Disclaimers and calendar invites


Rather than tease you with a witty, or even humorous opening paragraph, I’m going to instead jump right to the dessert. Because really, who doesn’t love dessert?

As I recently discovered with an organization, adding disclaimers to calendar invite emails can cause problems and confusion for end users. When an individual shares their calendar, we would expect the recipient to the see follow invitation in Outlook.

 

Outlook 2016

 

The recipient simply clicks “Open this Calendar” and magic happens.

In OWA, the received sharing invite would look like this.

 

OWA

 

The user simply clicks “Accept.”

The problem arises if a transport rule tries to add a disclaimer to this inbound sharing invitation. First, some background. If a transport rule cannot add a disclaimer, the default action it takes is to wrap the message.

 

wrap

 

This means that the original message will be attached as a .eml file to a new message which will contain the disclaimer.
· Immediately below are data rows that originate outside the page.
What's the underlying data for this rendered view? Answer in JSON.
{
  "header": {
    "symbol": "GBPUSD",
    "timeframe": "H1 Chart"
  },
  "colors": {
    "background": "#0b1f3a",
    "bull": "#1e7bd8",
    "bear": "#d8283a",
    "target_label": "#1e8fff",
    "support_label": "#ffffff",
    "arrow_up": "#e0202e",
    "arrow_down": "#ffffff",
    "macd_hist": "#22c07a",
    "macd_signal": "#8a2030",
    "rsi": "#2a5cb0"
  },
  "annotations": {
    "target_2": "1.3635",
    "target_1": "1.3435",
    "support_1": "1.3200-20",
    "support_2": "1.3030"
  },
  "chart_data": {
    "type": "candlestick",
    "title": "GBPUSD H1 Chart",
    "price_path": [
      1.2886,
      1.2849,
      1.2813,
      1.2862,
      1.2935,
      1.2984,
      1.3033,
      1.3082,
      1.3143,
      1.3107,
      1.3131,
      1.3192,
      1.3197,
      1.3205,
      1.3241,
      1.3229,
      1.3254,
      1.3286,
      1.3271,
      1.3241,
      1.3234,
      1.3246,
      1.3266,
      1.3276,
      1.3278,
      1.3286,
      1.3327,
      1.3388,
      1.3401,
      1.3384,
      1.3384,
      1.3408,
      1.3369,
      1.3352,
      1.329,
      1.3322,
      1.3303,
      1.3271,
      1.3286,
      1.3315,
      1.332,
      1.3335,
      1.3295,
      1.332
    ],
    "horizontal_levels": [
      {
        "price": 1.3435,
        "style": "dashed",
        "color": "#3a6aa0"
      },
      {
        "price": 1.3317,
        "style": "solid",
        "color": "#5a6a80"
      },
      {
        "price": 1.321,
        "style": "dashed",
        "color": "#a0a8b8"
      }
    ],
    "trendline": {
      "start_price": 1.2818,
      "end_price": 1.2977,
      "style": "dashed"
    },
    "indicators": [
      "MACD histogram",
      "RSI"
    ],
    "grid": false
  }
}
Here’s what the same calendar invite looks like in the desktop Outlook client after a transport rule has wrapped the message to add a disclaimer.

 

Outlook 2016 problem

 

There’s no “Open this Calendar” button here because the original invite is the attachment. The recipient will need to first open the attached message, and from there they can open the shared calendar. Although this is more clicks, the recipient can still open the shared calendar.

The OWA experience is not so… user friendly. In OWA, the recipient will see the attachment, but unfortunately OWA can’t open .eml files. This can be seen below.

 

owa problem

 

The user could download the .eml file and try to open it from their computer, but they have most likely already called their help desk.

 

Resolution

The best course of action here is to not add disclaimers to calendar invitation emails. This can easily be done by adding an exception clause to the existing transport rule. The transport rule exception would contain, “Except if… The subject or body includes…”

  • has invited you to view his or her Microsoft Exchange Calendar
  • Sharing invitation
  • Sharing request
  • I'd like to share my calendar with you

Here’s how our modified transport rule would look after the above exception was added.

 

transport rule

 

With this in place, the transport rule will no longer trigger on calendar invitation emails, and thus leaving the end user with a positive experience (we hope!).

Comments (2)

  1. Andy David says:

    Don't forget you also need text from the disclaimer itself added to the exception as well so the disclaimer doesnt keep appending to a message will multiple replies!

    1. Thanks Andy, very good point!